Benefits to Mexico over alternative manufacturing bases
While Southeast Asia does provide low-cost labor, sourcing products from Mexico instead of Asia offers U.S. companies a number of benefits. In addition to relief from tariffs, Mexico’s location helps significantly reduce costs. It costs $1,800 and takes one week to ship a 40-foot container to the U.S. from Mexico, compared to costs of $4,300 and a 5-week timeline to ship from China.
In some cases, those costs can drop even further for manufacturers who are able to take advantage of de minimis shipments under Section 321 of the U.S. Code of Federal Regulations. Section 321 sets an $800 minimum value on shipments allowed into the United States duty-free. With carefully planned logistics, some companies shipping from Mexico can reap substantial savings on duties.
In addition, compared to many Southeast Asia countries, Mexico has a significantly more advanced manufacturing supply chain supporting a number of sophisticated industries—automotive and electronics manufacturing chief among them. As a leading location for manufacturers, it has long attracted component suppliers to its various regional manufacturing hubs.
Finally, Mexico doesn’t offer advantages to U.S.-based companies alone. Mexico has more free trade agreements than any other country in the world. It’s a stronger partner to more than 50 countries, with agreements reaching into Europe, South America and Africa.
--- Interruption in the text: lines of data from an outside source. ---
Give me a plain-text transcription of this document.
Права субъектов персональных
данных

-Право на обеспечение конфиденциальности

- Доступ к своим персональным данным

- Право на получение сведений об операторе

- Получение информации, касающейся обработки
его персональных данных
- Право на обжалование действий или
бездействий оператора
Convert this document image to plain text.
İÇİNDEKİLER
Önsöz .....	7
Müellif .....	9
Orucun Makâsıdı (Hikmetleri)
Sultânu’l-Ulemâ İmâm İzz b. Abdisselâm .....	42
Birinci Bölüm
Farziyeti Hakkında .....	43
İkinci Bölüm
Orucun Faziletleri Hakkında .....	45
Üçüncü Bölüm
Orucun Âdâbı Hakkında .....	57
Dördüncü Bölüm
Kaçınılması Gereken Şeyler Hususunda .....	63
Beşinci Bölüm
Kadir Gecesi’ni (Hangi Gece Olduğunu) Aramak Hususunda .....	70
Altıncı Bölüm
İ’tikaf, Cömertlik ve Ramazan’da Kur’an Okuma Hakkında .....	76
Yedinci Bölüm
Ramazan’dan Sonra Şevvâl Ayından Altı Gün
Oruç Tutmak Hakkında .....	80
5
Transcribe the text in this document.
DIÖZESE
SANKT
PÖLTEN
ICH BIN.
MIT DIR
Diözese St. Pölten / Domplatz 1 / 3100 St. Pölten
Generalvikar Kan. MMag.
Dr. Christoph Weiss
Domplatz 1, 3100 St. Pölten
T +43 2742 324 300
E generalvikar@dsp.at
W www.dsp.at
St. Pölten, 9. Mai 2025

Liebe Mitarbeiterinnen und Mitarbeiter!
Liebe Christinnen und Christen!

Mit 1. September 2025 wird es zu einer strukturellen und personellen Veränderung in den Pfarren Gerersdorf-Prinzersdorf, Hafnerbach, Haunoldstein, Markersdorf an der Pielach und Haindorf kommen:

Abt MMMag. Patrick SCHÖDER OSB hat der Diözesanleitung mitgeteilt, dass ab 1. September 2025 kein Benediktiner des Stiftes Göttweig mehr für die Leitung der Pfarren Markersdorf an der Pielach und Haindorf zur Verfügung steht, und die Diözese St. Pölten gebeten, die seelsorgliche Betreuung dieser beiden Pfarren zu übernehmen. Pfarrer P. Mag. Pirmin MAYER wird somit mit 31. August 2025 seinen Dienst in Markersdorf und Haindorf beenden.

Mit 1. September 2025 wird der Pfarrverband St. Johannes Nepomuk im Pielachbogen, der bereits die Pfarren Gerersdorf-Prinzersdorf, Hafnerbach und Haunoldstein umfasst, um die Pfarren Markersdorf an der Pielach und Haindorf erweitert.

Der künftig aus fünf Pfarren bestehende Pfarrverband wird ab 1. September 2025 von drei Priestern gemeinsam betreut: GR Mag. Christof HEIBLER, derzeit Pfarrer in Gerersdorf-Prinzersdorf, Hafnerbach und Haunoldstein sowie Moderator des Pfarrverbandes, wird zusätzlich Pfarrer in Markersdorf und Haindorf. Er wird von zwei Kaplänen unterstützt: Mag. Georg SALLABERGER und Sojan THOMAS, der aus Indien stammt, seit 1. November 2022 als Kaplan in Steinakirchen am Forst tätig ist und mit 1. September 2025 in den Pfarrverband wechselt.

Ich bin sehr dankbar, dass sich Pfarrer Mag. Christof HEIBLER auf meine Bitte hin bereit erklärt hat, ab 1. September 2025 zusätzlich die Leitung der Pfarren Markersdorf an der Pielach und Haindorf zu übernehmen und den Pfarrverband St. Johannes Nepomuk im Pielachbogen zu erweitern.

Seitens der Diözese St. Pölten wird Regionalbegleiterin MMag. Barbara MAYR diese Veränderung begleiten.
Find new stability with manufacturing in Mexico
There is, of course, another factor in Mexico’s favor. Recent reports indicate that the U.S. Congress is now on the verge of passing the NAFTA update known as the United States-Canada-Mexico Agreement. The agreement will add to the stability of U.S.-Mexico relations and better protect the rights of each. For example, among many other changes, the agreement guarantees protection of a manufacturer’s Intellectual Property, a frequent point of contention between the US and China.
While the USMCA impact won’t be certain until the document is passed by Congress, it’s already clear that diversification beyond Chinese manufacturing will remain a more reliably cost-effective way to get good to the U.S. market.